Overview
To address the need for a method to measure the capsule reorientation as well as to facilitate further investigation and experimental data collection, the primary focus of the project shifted to creating the foundations of a comprehensive testing suite and workflow. The primary function of this testing suite is to streamline the creation, operation, and data collection of experiments dealing with the robotic handling of the spheremapping process.
Prior to this project, there were no pre-established software suits that could be used for the team's experimental use. As such, the programming and operation of the following suite was created during the project time frame.
Experimental Workflow
The experimental workflow as depicted above consisted primarily of three subcomponents. The first, RT Tool Box and Robot, involved the physical implementation of the experiment. This required the robot arm to be programmed to perform different testing scenarios of the current spheremapping process. After the programming was completed, they were controlled in conjunction with the camera systems, LabView and Pylon. Per each cycle of robotic programming and data collection, the resulting images and video were saved to a local computer for processing through either OpenCV or MATLAB.

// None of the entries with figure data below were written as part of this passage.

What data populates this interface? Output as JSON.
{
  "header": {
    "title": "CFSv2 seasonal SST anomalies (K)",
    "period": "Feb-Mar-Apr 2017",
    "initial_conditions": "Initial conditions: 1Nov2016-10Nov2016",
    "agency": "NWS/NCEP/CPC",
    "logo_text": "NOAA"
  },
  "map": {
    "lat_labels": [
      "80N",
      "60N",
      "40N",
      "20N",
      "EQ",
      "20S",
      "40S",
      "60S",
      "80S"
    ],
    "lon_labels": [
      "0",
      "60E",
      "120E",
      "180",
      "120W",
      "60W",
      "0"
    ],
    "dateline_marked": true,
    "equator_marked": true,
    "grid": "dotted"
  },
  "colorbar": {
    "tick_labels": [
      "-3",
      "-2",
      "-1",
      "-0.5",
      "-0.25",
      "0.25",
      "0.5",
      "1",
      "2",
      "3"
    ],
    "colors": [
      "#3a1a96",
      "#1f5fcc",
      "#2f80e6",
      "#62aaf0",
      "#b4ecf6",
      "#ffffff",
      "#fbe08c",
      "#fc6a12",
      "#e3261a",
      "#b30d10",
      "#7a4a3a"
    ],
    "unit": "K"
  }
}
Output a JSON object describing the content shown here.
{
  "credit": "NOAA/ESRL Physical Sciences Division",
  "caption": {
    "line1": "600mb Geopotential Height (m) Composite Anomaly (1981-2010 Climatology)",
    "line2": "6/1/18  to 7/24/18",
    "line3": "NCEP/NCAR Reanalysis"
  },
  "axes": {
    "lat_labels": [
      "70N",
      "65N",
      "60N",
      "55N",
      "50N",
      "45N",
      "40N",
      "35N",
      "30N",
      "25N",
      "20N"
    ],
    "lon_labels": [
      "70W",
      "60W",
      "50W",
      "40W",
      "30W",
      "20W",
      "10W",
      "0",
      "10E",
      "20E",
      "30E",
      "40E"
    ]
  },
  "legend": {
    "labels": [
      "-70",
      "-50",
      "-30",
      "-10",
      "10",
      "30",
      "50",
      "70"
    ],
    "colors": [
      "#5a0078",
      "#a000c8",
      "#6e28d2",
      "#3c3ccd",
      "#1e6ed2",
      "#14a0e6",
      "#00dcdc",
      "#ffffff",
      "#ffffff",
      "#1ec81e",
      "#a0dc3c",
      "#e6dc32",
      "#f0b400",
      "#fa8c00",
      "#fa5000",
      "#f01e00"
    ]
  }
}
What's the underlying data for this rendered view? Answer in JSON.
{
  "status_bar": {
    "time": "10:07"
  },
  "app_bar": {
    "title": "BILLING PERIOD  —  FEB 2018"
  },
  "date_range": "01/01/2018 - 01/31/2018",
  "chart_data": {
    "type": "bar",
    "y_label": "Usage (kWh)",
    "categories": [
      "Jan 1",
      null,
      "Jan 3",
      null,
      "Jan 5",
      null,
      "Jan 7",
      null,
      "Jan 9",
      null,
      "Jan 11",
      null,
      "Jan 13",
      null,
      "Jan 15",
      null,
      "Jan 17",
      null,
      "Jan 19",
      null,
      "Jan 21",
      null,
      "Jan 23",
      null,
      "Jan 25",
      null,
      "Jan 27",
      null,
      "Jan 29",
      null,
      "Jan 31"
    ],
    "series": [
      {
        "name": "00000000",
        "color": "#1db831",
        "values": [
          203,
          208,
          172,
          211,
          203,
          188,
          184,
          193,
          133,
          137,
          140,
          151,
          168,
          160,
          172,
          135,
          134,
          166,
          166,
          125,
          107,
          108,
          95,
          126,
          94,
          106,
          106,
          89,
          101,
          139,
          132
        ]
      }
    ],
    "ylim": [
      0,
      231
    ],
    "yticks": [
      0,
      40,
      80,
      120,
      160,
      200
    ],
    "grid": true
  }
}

Due to the smoothness and lack of distinguishing features on the capsule surface, a fiducial pattern was necessary to etch on the capsule. This pattern allowed for the extraction of orientation information from captured images. Asymmetry was a key aspect when designing the fiducial. Its orientation can be distinguished in the event of 90 or 180 degree rotations that could result in singularities. Additionally, hash marks were introduced as a back-up measurement and scaling tool. This pattern was micro-laser etched on five testing capsules by in-house technicians at General Atomics. The exact tolerance was not made available.
Hardware
The final experimental setup shown above was housed in the micro-fabrication lab at the General Atomics, Energy Group facility. Two high resolution cameras, one with a higher resolution, the other with a higher frame rate, were fixed to capture images and video of the testing scenarios. To avoid losing the 5 etched testing capsules, blue tape was used to cover the optical table mounting holes and silicone sticky pads were placed to capture them in case they dropped.

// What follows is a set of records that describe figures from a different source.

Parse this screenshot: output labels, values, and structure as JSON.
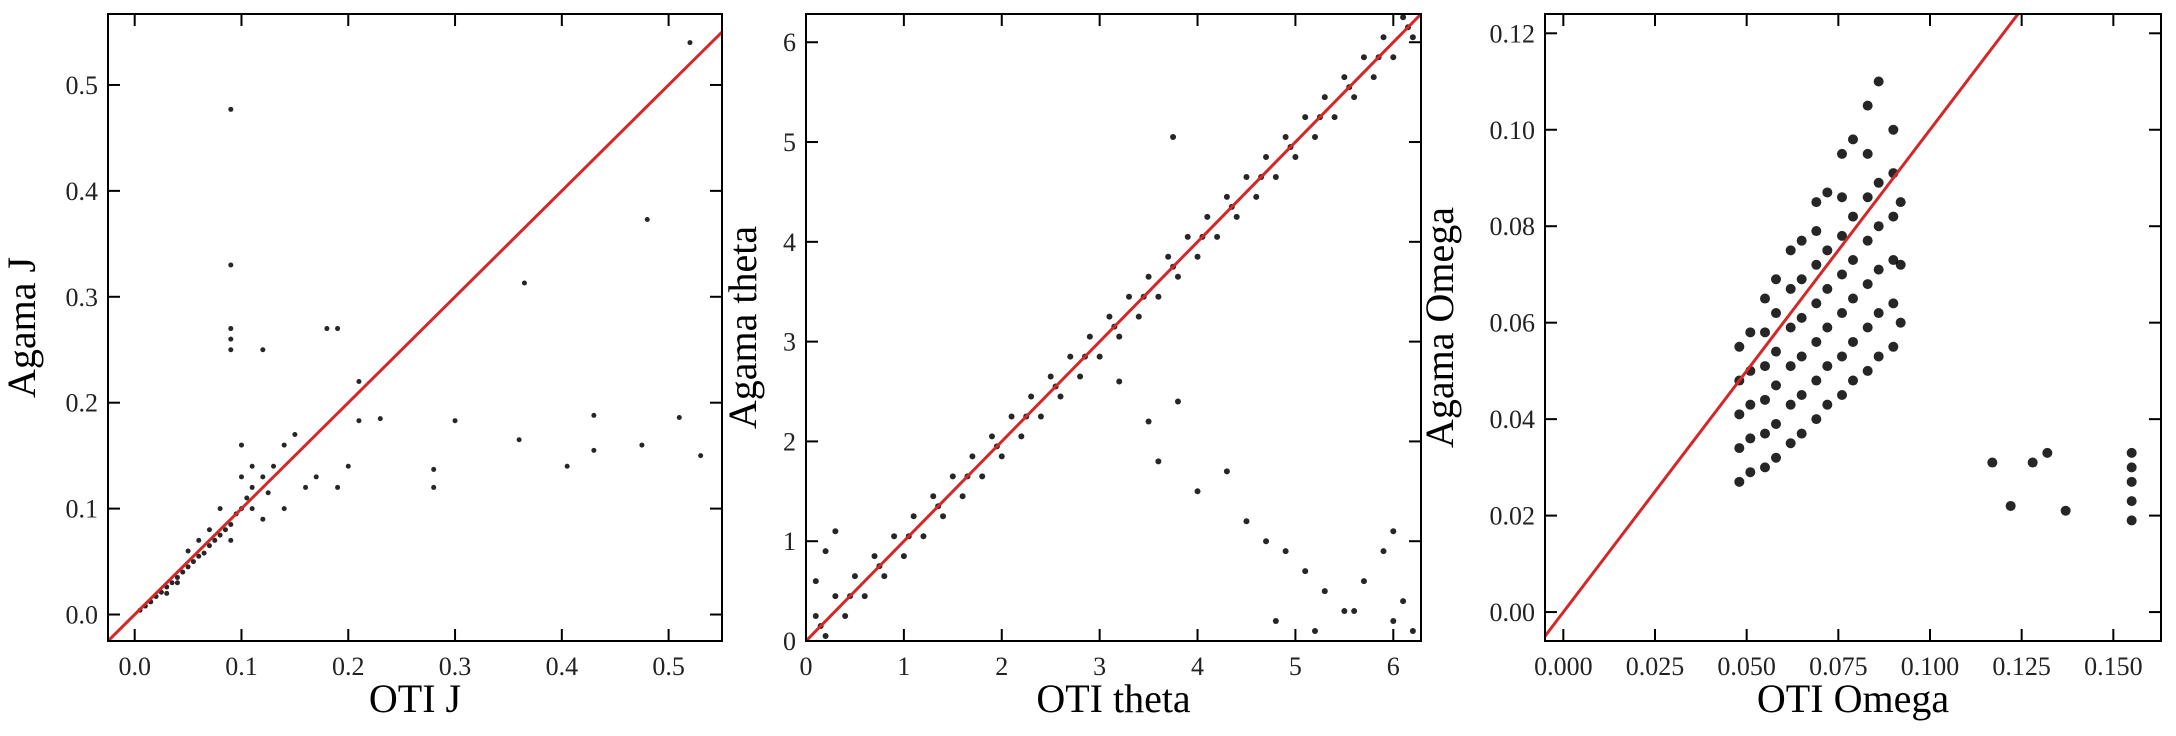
{
  "chart_data": [
    {
      "type": "scatter",
      "x_label": "OTI J",
      "y_label": "Agama J",
      "xlim": [
        -0.025,
        0.55
      ],
      "ylim": [
        -0.025,
        0.567
      ],
      "xticks": [
        {
          "value": 0,
          "label": "0.0"
        },
        0.1,
        0.2,
        0.3,
        0.4,
        0.5
      ],
      "yticks": [
        {
          "value": 0,
          "label": "0.0"
        },
        0.1,
        0.2,
        0.3,
        0.4,
        0.5
      ],
      "color": "#000000",
      "marker_size": 2.5,
      "reference_line": {
        "slope": 1,
        "intercept": 0,
        "color": "#d62728"
      },
      "x": [
        0.005,
        0.01,
        0.015,
        0.02,
        0.025,
        0.03,
        0.035,
        0.04,
        0.045,
        0.05,
        0.055,
        0.06,
        0.065,
        0.07,
        0.075,
        0.08,
        0.085,
        0.09,
        0.095,
        0.1,
        0.105,
        0.11,
        0.12,
        0.13,
        0.125,
        0.1,
        0.08,
        0.07,
        0.06,
        0.05,
        0.04,
        0.03,
        0.09,
        0.11,
        0.14,
        0.15,
        0.1,
        0.11,
        0.12,
        0.09,
        0.09,
        0.09,
        0.09,
        0.09,
        0.12,
        0.18,
        0.19,
        0.52,
        0.48,
        0.365,
        0.3,
        0.43,
        0.51,
        0.53,
        0.475,
        0.43,
        0.405,
        0.36,
        0.28,
        0.28,
        0.21,
        0.21,
        0.23,
        0.17,
        0.16,
        0.19,
        0.2,
        0.14
      ],
      "y": [
        0.004,
        0.008,
        0.012,
        0.017,
        0.021,
        0.026,
        0.03,
        0.035,
        0.04,
        0.045,
        0.05,
        0.055,
        0.058,
        0.065,
        0.07,
        0.075,
        0.08,
        0.085,
        0.095,
        0.1,
        0.11,
        0.12,
        0.13,
        0.14,
        0.115,
        0.13,
        0.1,
        0.08,
        0.07,
        0.06,
        0.03,
        0.02,
        0.07,
        0.1,
        0.16,
        0.17,
        0.16,
        0.14,
        0.09,
        0.477,
        0.33,
        0.27,
        0.26,
        0.25,
        0.25,
        0.27,
        0.27,
        0.54,
        0.373,
        0.313,
        0.183,
        0.188,
        0.186,
        0.15,
        0.16,
        0.155,
        0.14,
        0.165,
        0.137,
        0.12,
        0.183,
        0.22,
        0.185,
        0.13,
        0.12,
        0.12,
        0.14,
        0.1
      ]
    },
    {
      "type": "scatter",
      "x_label": "OTI theta",
      "y_label": "Agama theta",
      "xlim": [
        0,
        6.283
      ],
      "ylim": [
        0,
        6.283
      ],
      "xticks": [
        0,
        1,
        2,
        3,
        4,
        5,
        6
      ],
      "yticks": [
        0,
        1,
        2,
        3,
        4,
        5,
        6
      ],
      "color": "#000000",
      "marker_size": 3,
      "reference_line": {
        "slope": 1,
        "intercept": 0,
        "color": "#d62728"
      },
      "x": [
        0.1,
        0.3,
        0.5,
        0.7,
        0.9,
        1.1,
        1.3,
        1.5,
        1.7,
        1.9,
        2.1,
        2.3,
        2.5,
        2.7,
        2.9,
        3.1,
        3.3,
        3.5,
        3.7,
        3.9,
        4.1,
        4.3,
        4.5,
        4.7,
        4.9,
        5.1,
        5.3,
        5.5,
        5.7,
        5.9,
        6.1,
        0.2,
        0.4,
        0.6,
        0.8,
        1.0,
        1.2,
        1.4,
        1.6,
        1.8,
        2.0,
        2.2,
        2.4,
        2.6,
        2.8,
        3.0,
        3.2,
        3.4,
        3.6,
        3.8,
        4.0,
        4.2,
        4.4,
        4.6,
        4.8,
        5.0,
        5.2,
        5.4,
        5.6,
        5.8,
        6.0,
        6.2,
        0.15,
        0.45,
        0.75,
        1.05,
        1.35,
        1.65,
        1.95,
        2.25,
        2.55,
        2.85,
        3.15,
        3.45,
        3.75,
        4.05,
        4.35,
        4.65,
        4.95,
        5.25,
        5.55,
        5.85,
        6.15,
        3.2,
        3.5,
        3.8,
        3.6,
        4.0,
        4.3,
        4.5,
        4.7,
        4.9,
        5.1,
        5.3,
        5.5,
        5.7,
        4.8,
        5.2,
        5.6,
        6.0,
        6.1,
        6.2,
        5.9,
        6.0,
        0.1,
        0.2,
        0.3,
        3.75
      ],
      "y": [
        0.25,
        0.45,
        0.65,
        0.85,
        1.05,
        1.25,
        1.45,
        1.65,
        1.85,
        2.05,
        2.25,
        2.45,
        2.65,
        2.85,
        3.05,
        3.25,
        3.45,
        3.65,
        3.85,
        4.05,
        4.25,
        4.45,
        4.65,
        4.85,
        5.05,
        5.25,
        5.45,
        5.65,
        5.85,
        6.05,
        6.25,
        0.05,
        0.25,
        0.45,
        0.65,
        0.85,
        1.05,
        1.25,
        1.45,
        1.65,
        1.85,
        2.05,
        2.25,
        2.45,
        2.65,
        2.85,
        3.05,
        3.25,
        3.45,
        3.65,
        3.85,
        4.05,
        4.25,
        4.45,
        4.65,
        4.85,
        5.05,
        5.25,
        5.45,
        5.65,
        5.85,
        6.05,
        0.15,
        0.45,
        0.75,
        1.05,
        1.35,
        1.65,
        1.95,
        2.25,
        2.55,
        2.85,
        3.15,
        3.45,
        3.75,
        4.05,
        4.35,
        4.65,
        4.95,
        5.25,
        5.55,
        5.85,
        6.15,
        2.6,
        2.2,
        2.4,
        1.8,
        1.5,
        1.7,
        1.2,
        1.0,
        0.9,
        0.7,
        0.5,
        0.3,
        0.6,
        0.2,
        0.1,
        0.3,
        0.2,
        0.4,
        0.1,
        0.9,
        1.1,
        0.6,
        0.9,
        1.1,
        5.05
      ],
      "x_extra": null
    },
    {
      "type": "scatter",
      "x_label": "OTI Omega",
      "y_label": "Agama Omega",
      "xlim": [
        -0.005,
        0.163
      ],
      "ylim": [
        -0.006,
        0.124
      ],
      "xticks": [
        {
          "value": 0,
          "label": "0.000"
        },
        0.025,
        {
          "value": 0.05,
          "label": "0.050"
        },
        0.075,
        {
          "value": 0.1,
          "label": "0.100"
        },
        0.125,
        {
          "value": 0.15,
          "label": "0.150"
        }
      ],
      "yticks": [
        {
          "value": 0,
          "label": "0.00"
        },
        0.02,
        0.04,
        0.06,
        0.08,
        {
          "value": 0.1,
          "label": "0.10"
        },
        0.12
      ],
      "color": "#000000",
      "marker_size": 5,
      "reference_line": {
        "slope": 1,
        "intercept": 0,
        "color": "#d62728"
      },
      "x": [
        0.048,
        0.048,
        0.048,
        0.048,
        0.048,
        0.051,
        0.051,
        0.051,
        0.051,
        0.051,
        0.055,
        0.055,
        0.055,
        0.055,
        0.055,
        0.055,
        0.058,
        0.058,
        0.058,
        0.058,
        0.058,
        0.058,
        0.062,
        0.062,
        0.062,
        0.062,
        0.062,
        0.062,
        0.065,
        0.065,
        0.065,
        0.065,
        0.065,
        0.065,
        0.069,
        0.069,
        0.069,
        0.069,
        0.069,
        0.069,
        0.069,
        0.072,
        0.072,
        0.072,
        0.072,
        0.072,
        0.072,
        0.076,
        0.076,
        0.076,
        0.076,
        0.076,
        0.076,
        0.076,
        0.079,
        0.079,
        0.079,
        0.079,
        0.079,
        0.079,
        0.083,
        0.083,
        0.083,
        0.083,
        0.083,
        0.083,
        0.083,
        0.086,
        0.086,
        0.086,
        0.086,
        0.086,
        0.086,
        0.09,
        0.09,
        0.09,
        0.09,
        0.09,
        0.09,
        0.092,
        0.092,
        0.092,
        0.117,
        0.122,
        0.128,
        0.132,
        0.137,
        0.155,
        0.155,
        0.155,
        0.155,
        0.155
      ],
      "y": [
        0.027,
        0.034,
        0.041,
        0.048,
        0.055,
        0.029,
        0.036,
        0.043,
        0.05,
        0.058,
        0.03,
        0.037,
        0.044,
        0.051,
        0.058,
        0.065,
        0.032,
        0.039,
        0.047,
        0.054,
        0.062,
        0.069,
        0.035,
        0.043,
        0.051,
        0.059,
        0.067,
        0.075,
        0.037,
        0.045,
        0.053,
        0.061,
        0.069,
        0.077,
        0.04,
        0.048,
        0.056,
        0.064,
        0.072,
        0.079,
        0.085,
        0.043,
        0.051,
        0.059,
        0.067,
        0.075,
        0.087,
        0.045,
        0.053,
        0.062,
        0.07,
        0.078,
        0.086,
        0.095,
        0.048,
        0.056,
        0.065,
        0.073,
        0.082,
        0.098,
        0.05,
        0.059,
        0.068,
        0.077,
        0.086,
        0.095,
        0.105,
        0.053,
        0.062,
        0.071,
        0.08,
        0.089,
        0.11,
        0.055,
        0.064,
        0.073,
        0.082,
        0.091,
        0.1,
        0.06,
        0.072,
        0.085,
        0.031,
        0.022,
        0.031,
        0.033,
        0.021,
        0.019,
        0.023,
        0.027,
        0.03,
        0.033
      ]
    }
  ]
}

Improvised polarizing sheet cut-outs were used to diffuse parts of an LED light, which were critical in making the fiducials visible for image processing. In the images below, the left one is of an etched capsule where the lighting has been untouched. The right image is of the same etched capsule using the diffused lighting method.
Software
To determine the orientation of the observed capsule, software was used for image and video processing. Traditional measuring tools were not suitable due to the scale of the target, its glass properties, and the nature of the measurement. The math required to extract pose estimation was first confirmed manually using sample images via MATLAB. The process involved the following steps:
Determine pixel coordinates of three points on the circle
Determine the equation of the circle for the shell in order to extract the radius information
Select & determine coordinates of the fiducial point(s)

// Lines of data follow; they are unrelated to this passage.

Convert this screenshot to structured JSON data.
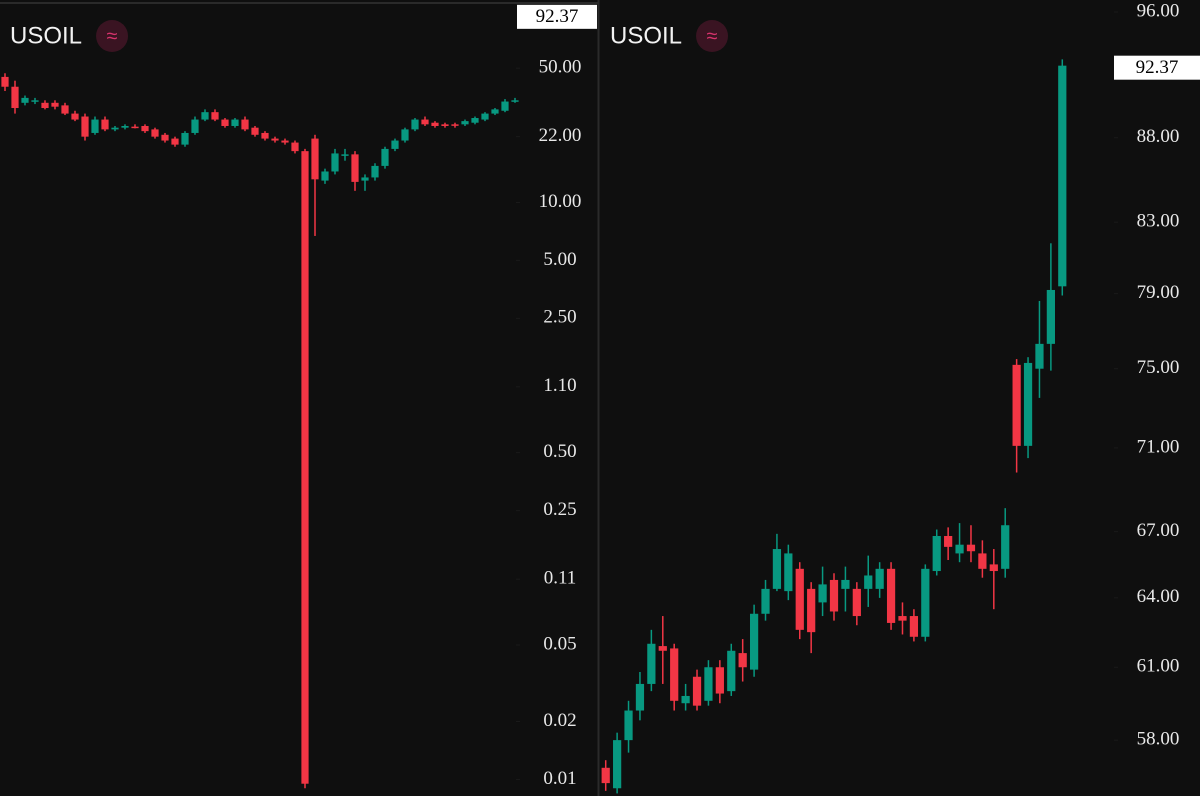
{
  "chart_data": [
    {
      "type": "candlestick",
      "title": "USOIL",
      "icon": "≈",
      "log_scale": true,
      "last_price": 92.37,
      "ylim": [
        0.0082,
        113
      ],
      "yticks": [
        {
          "value": 50,
          "label": "50.00"
        },
        {
          "value": 22,
          "label": "22.00"
        },
        {
          "value": 10,
          "label": "10.00"
        },
        {
          "value": 5,
          "label": "5.00"
        },
        {
          "value": 2.5,
          "label": "2.50"
        },
        {
          "value": 1.1,
          "label": "1.10"
        },
        {
          "value": 0.5,
          "label": "0.50"
        },
        {
          "value": 0.25,
          "label": "0.25"
        },
        {
          "value": 0.11,
          "label": "0.11"
        },
        {
          "value": 0.05,
          "label": "0.05"
        },
        {
          "value": 0.02,
          "label": "0.02"
        },
        {
          "value": 0.01,
          "label": "0.01"
        }
      ],
      "up_color": "#089981",
      "down_color": "#f23645",
      "open": [
        45,
        40,
        33,
        33.5,
        33,
        33,
        32,
        29,
        28,
        23,
        27,
        24,
        24.5,
        24.8,
        25,
        24,
        22.5,
        21.5,
        20,
        23,
        27,
        29.5,
        27,
        25,
        27,
        24.5,
        23,
        21.5,
        21,
        20.5,
        18.5,
        21.5,
        13,
        14.5,
        17.5,
        17.8,
        13,
        13.5,
        15.5,
        19,
        21,
        24,
        27,
        26,
        25.5,
        25.5,
        25.5,
        26,
        27,
        29,
        30,
        33.5
      ],
      "high": [
        47,
        43,
        36,
        35,
        34,
        34,
        33,
        30,
        29,
        28,
        28,
        25,
        25.5,
        25.5,
        25.5,
        24.5,
        23,
        22,
        23.5,
        28,
        30.5,
        30.5,
        27.5,
        27.5,
        28,
        25,
        23.5,
        22,
        21.5,
        21,
        19,
        22.5,
        15,
        19,
        19,
        18.5,
        14,
        16,
        19.5,
        21.5,
        24.5,
        27.5,
        28,
        26.5,
        26,
        26,
        27,
        28,
        29.5,
        31,
        34.5,
        35
      ],
      "low": [
        38,
        29,
        32,
        32.5,
        30.5,
        30.5,
        28.5,
        26.5,
        21,
        22.5,
        23.5,
        23.5,
        24,
        24.3,
        23,
        21.5,
        20.5,
        19.5,
        19.5,
        22.5,
        26.5,
        26.5,
        24.5,
        24.5,
        23.5,
        22,
        21,
        20.5,
        20,
        18,
        0.009,
        6.7,
        12.5,
        14,
        16.5,
        11.5,
        11.5,
        13,
        15,
        18.5,
        20.5,
        23.5,
        25,
        24.5,
        24.5,
        24.5,
        25,
        25.5,
        26.5,
        28.5,
        29.5,
        33
      ],
      "close": [
        40,
        31,
        35,
        34,
        31,
        31.5,
        29,
        27,
        22,
        27,
        24,
        24.5,
        25,
        24.6,
        23.5,
        22,
        21,
        20,
        23,
        27,
        29.5,
        27,
        25,
        27,
        24,
        22.5,
        21.5,
        21,
        20.5,
        18.5,
        0.0095,
        13.2,
        14.5,
        18,
        17.8,
        12.8,
        13.5,
        15.5,
        19,
        21,
        24,
        27,
        25.5,
        25,
        25,
        25.2,
        26.5,
        27.5,
        29,
        30.5,
        33.5,
        34
      ]
    },
    {
      "type": "candlestick",
      "title": "USOIL",
      "icon": "≈",
      "log_scale": true,
      "last_price": 92.37,
      "ylim": [
        55.8,
        96.8
      ],
      "yticks": [
        {
          "value": 96,
          "label": "96.00"
        },
        {
          "value": 88,
          "label": "88.00"
        },
        {
          "value": 83,
          "label": "83.00"
        },
        {
          "value": 79,
          "label": "79.00"
        },
        {
          "value": 75,
          "label": "75.00"
        },
        {
          "value": 71,
          "label": "71.00"
        },
        {
          "value": 67,
          "label": "67.00"
        },
        {
          "value": 64,
          "label": "64.00"
        },
        {
          "value": 61,
          "label": "61.00"
        },
        {
          "value": 58,
          "label": "58.00"
        }
      ],
      "up_color": "#089981",
      "down_color": "#f23645",
      "open": [
        56.9,
        56.1,
        58.0,
        59.2,
        60.3,
        61.9,
        61.8,
        59.5,
        60.6,
        59.6,
        61.0,
        60.0,
        61.6,
        60.9,
        63.3,
        64.4,
        64.3,
        65.3,
        64.4,
        63.8,
        64.8,
        64.4,
        64.4,
        64.4,
        64.4,
        65.3,
        63.2,
        63.2,
        62.3,
        65.2,
        66.8,
        66.0,
        66.4,
        66.0,
        65.5,
        65.3,
        75.2,
        71.1,
        75.0,
        76.3,
        79.4
      ],
      "high": [
        57.2,
        58.3,
        59.6,
        60.8,
        62.6,
        63.2,
        62.0,
        60.3,
        60.9,
        61.3,
        61.3,
        62.0,
        62.2,
        63.7,
        64.8,
        66.9,
        66.4,
        65.6,
        64.7,
        65.4,
        65.1,
        65.4,
        64.7,
        65.9,
        65.6,
        65.6,
        63.8,
        63.5,
        65.5,
        67.1,
        67.2,
        67.4,
        67.3,
        66.6,
        66.2,
        68.1,
        75.5,
        75.6,
        78.6,
        81.8,
        92.9
      ],
      "low": [
        56.0,
        55.9,
        57.5,
        58.8,
        60.0,
        60.3,
        59.2,
        59.2,
        59.2,
        59.4,
        59.5,
        59.8,
        60.4,
        60.6,
        63.0,
        64.3,
        63.9,
        62.2,
        61.6,
        63.2,
        63.0,
        63.4,
        62.8,
        63.6,
        64.0,
        62.6,
        62.4,
        62.1,
        62.1,
        65.0,
        65.7,
        65.6,
        65.6,
        64.9,
        63.5,
        64.9,
        69.8,
        70.5,
        73.5,
        74.9,
        78.9
      ],
      "close": [
        56.3,
        58.0,
        59.2,
        60.3,
        62.0,
        61.7,
        59.6,
        59.8,
        59.4,
        61.0,
        59.9,
        61.7,
        61.0,
        63.3,
        64.4,
        66.2,
        66.0,
        62.6,
        62.5,
        64.6,
        63.4,
        64.8,
        63.2,
        65.0,
        65.3,
        62.9,
        63.0,
        62.3,
        65.3,
        66.8,
        66.3,
        66.4,
        66.1,
        65.3,
        65.2,
        67.3,
        71.1,
        75.3,
        76.3,
        79.2,
        92.5
      ]
    }
  ]
}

Convert the fiducial coordinates to 3D coordinates
Solve for the rotation matrix, thereby characterizing the rotation of the capsule in Euler angles of yaw, pitch, and roll
After characterizing the rotation of the capsule using the method above, attention shifted to the development of an automated program capable of processing video footage and compiling rotation history in text or CSV (comma separated values) files. The framework for a regression estimation approach using OpenCV (an open source computer vision framework) in Python was established but remains a work in progress as the algorithms for robust tracking are highly involved. Depicted below is the testing implementation of the automated orientation tracking.
As mentioned, the described testing system and workflow are intended to be the foundations of a more comprehensive testing suite. Early testing of the system shows promise - delivering reasonable orientation and drift calculation results to the hundredths of a degree. On another note, the system has been designed to be modular to adapt to different conditions or different systems altogether.